With carefully following along the super lovely Responding to your voice tutorial, I’ve managed to build my own hotword detection classifier. Yay! ! I’ve also managed to run it on the Arduino Nano 33 BLE Sense and via WebAssembly in the Browser and Node.js. Yay II!
But now I am wondering what would be the most correct way for the moving average?
The tutorial seems to have a hint on the moving average topic (see “Poor performance due to unbalanced dataset?”) but at least for me is stays a bit vague. My dataset is balanced with roughly 1500 wav files of 1sec durations for every class (noise, unknown and my-hotword).
Hence could someone please elaborate what would be the best moving average approach and why for the “Hello World” example?
Also a dedicated moving average code example would be terrific, so that one can study and understand it in detail while tweaking paprameters. Maybe extending the one of Classification of existing audio files on desktop with an moving average to detect “Hello World” in wav files of arbitrary durations?
Many thanks!
PS. Also many thanks for the super nice Edge Impulse product! Now finally I can design and create in an easy my own simple classifiers! This is exactly what I have been looking for for ages! Please keep up the good work!
Last related question:
I have a window of 1000ms and currently “centered” all the samples of my hotword inside the 1000ms. The durations of the hotword-sound is divers (see plot below, removed everything under 300 ms in the training data) …
Now I’m wondering why you are exactly slicing into 4 chunks of 250ms. Is this simply due to a compromise of performance on hardware or is there a theoretical reason I don’t get. Would it not be better to classify more often to further increase accuracy?

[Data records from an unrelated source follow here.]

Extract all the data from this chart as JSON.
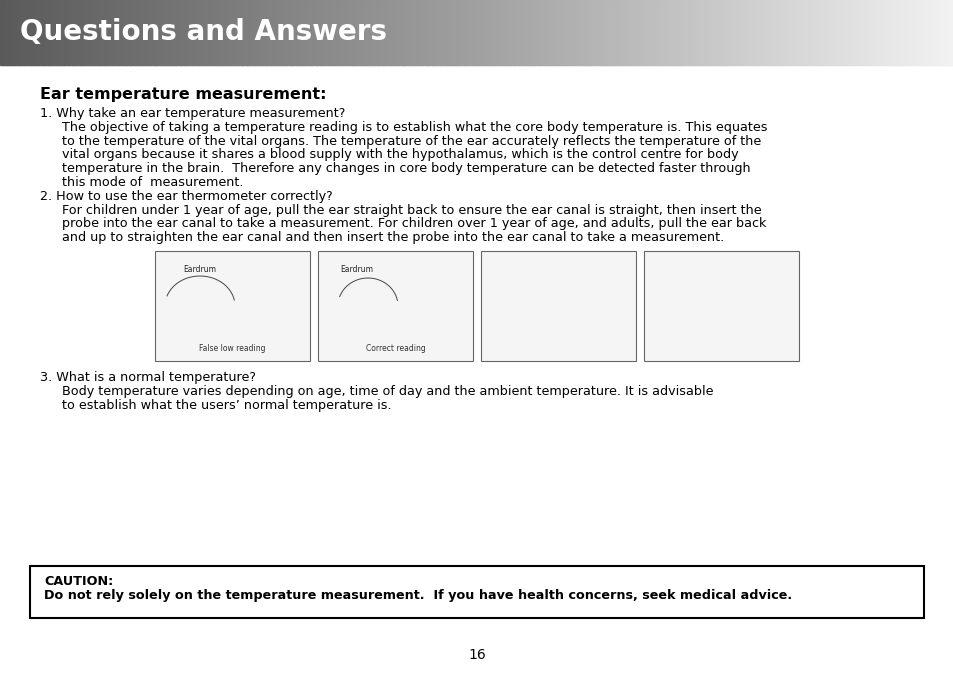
{
  "title": "Questions and Answers",
  "title_color": "#ffffff",
  "page_bg": "#ffffff",
  "page_number": "16",
  "section_heading": "Ear temperature measurement:",
  "body_lines": [
    {
      "indent": 0,
      "text": "1. Why take an ear temperature measurement?"
    },
    {
      "indent": 1,
      "text": "The objective of taking a temperature reading is to establish what the core body temperature is. This equates"
    },
    {
      "indent": 1,
      "text": "to the temperature of the vital organs. The temperature of the ear accurately reflects the temperature of the"
    },
    {
      "indent": 1,
      "text": "vital organs because it shares a blood supply with the hypothalamus, which is the control centre for body"
    },
    {
      "indent": 1,
      "text": "temperature in the brain.  Therefore any changes in core body temperature can be detected faster through"
    },
    {
      "indent": 1,
      "text": "this mode of  measurement."
    },
    {
      "indent": 0,
      "text": "2. How to use the ear thermometer correctly?"
    },
    {
      "indent": 1,
      "text": "For children under 1 year of age, pull the ear straight back to ensure the ear canal is straight, then insert the"
    },
    {
      "indent": 1,
      "text": "probe into the ear canal to take a measurement. For children over 1 year of age, and adults, pull the ear back"
    },
    {
      "indent": 1,
      "text": "and up to straighten the ear canal and then insert the probe into the ear canal to take a measurement."
    }
  ],
  "q3_lines": [
    {
      "indent": 0,
      "text": "3. What is a normal temperature?"
    },
    {
      "indent": 1,
      "text": "Body temperature varies depending on age, time of day and the ambient temperature. It is advisable"
    },
    {
      "indent": 1,
      "text": "to establish what the users’ normal temperature is."
    }
  ],
  "caution_label": "CAUTION:",
  "caution_text_bold": "Do not rely solely on the temperature measurement.  If you have health concerns, seek medical advice.",
  "font_size_body": 9.2,
  "font_size_heading": 11.5,
  "font_size_title": 20
}
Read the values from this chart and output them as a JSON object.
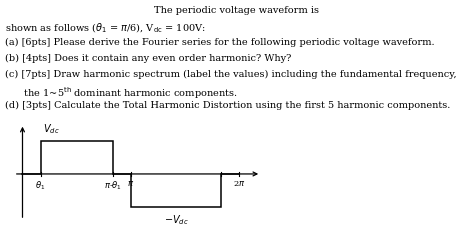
{
  "title": "The periodic voltage waveform is",
  "line2": "shown as follows (θ₁ = π/6), Vᵒᶜ = 100V:",
  "item_a": "(a) [6pts] Please derive the Fourier series for the following periodic voltage waveform.",
  "item_b": "(b) [4pts] Does it contain any even order harmonic? Why?",
  "item_c1": "(c) [7pts] Draw harmonic spectrum (label the values) including the fundamental frequency,",
  "item_c2": "      the 1~5",
  "item_c2b": "th",
  "item_c2c": " dominant harmonic components.",
  "item_d": "(d) [3pts] Calculate the Total Harmonic Distortion using the first 5 harmonic components.",
  "font_size": 7.0,
  "waveform_color": "black",
  "bg_color": "white",
  "th1_over_2pi": 0.08333,
  "pi_minus_th1_over_2pi": 0.41667,
  "pi_over_2pi": 0.5,
  "twopi_minus_th1_over_2pi": 0.91667
}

For others who come across the moving average question, you can see nicely the moving average in action in the “Arduino library” export and the example “nano_ble33_sense_microphone_continuous”:
void loop()
{
bool m = microphone_inference_record();
if (!m) {
ei_printf("ERR: Failed to record audio...\n");
return;
}
signal_t signal;
signal.total_length = EI_CLASSIFIER_SLICE_SIZE;
signal.get_data = µphone_audio_signal_get_data;
ei_impulse_result_t result = {0};
EI_IMPULSE_ERROR r = run_classifier_continuous(&signal, &result, debug_nn);
if (r != EI_IMPULSE_OK) {
ei_printf("ERR: Failed to run classifier (%d)\n", r);
return;
}
if (++print_results >= (EI_CLASSIFIER_SLICES_PER_MODEL_WINDOW)) {
// print the predictions
ei_printf("Predictions ");
ei_printf("(DSP: %d ms., Classification: %d ms., Anomaly: %d ms.)",
result.timing.dsp, result.timing.classification, result.timing.anomaly);
ei_printf(": \n");
for (size_t ix = 0; ix < EI_CLASSIFIER_LABEL_COUNT; ix++) {
ei_printf(" %s: %.5f\n", result.classification[ix].label,
result.classification[ix].value);
}
#if EI_CLASSIFIER_HAS_ANOMALY == 1
ei_printf(" anomaly score: %.3f\n", result.anomaly);
#endif
print_results = 0;
}
}
Hi @b_g it’s a tradeoff about inferences per second and performance. A classification step consists of:
Building a spectrogram of some sorts (MFCC, MFE or normal spectrogram)
Normalizing the data
Running classifier
When we do continuous audio classification we can shorten step 1 significantly (because we only make part of the spectrogram) but 2 & 3 need to run every time we process a slice (on the full spectrogram), so the 4 slices is the balance where we have enough time to do all this on most development boards. If you have a dev board that is faster you can up this freely (see model_metadata.h for the macro). Just look at the DSP+NN timings after each inference, if it’s way less than 250ms. you can safely up this.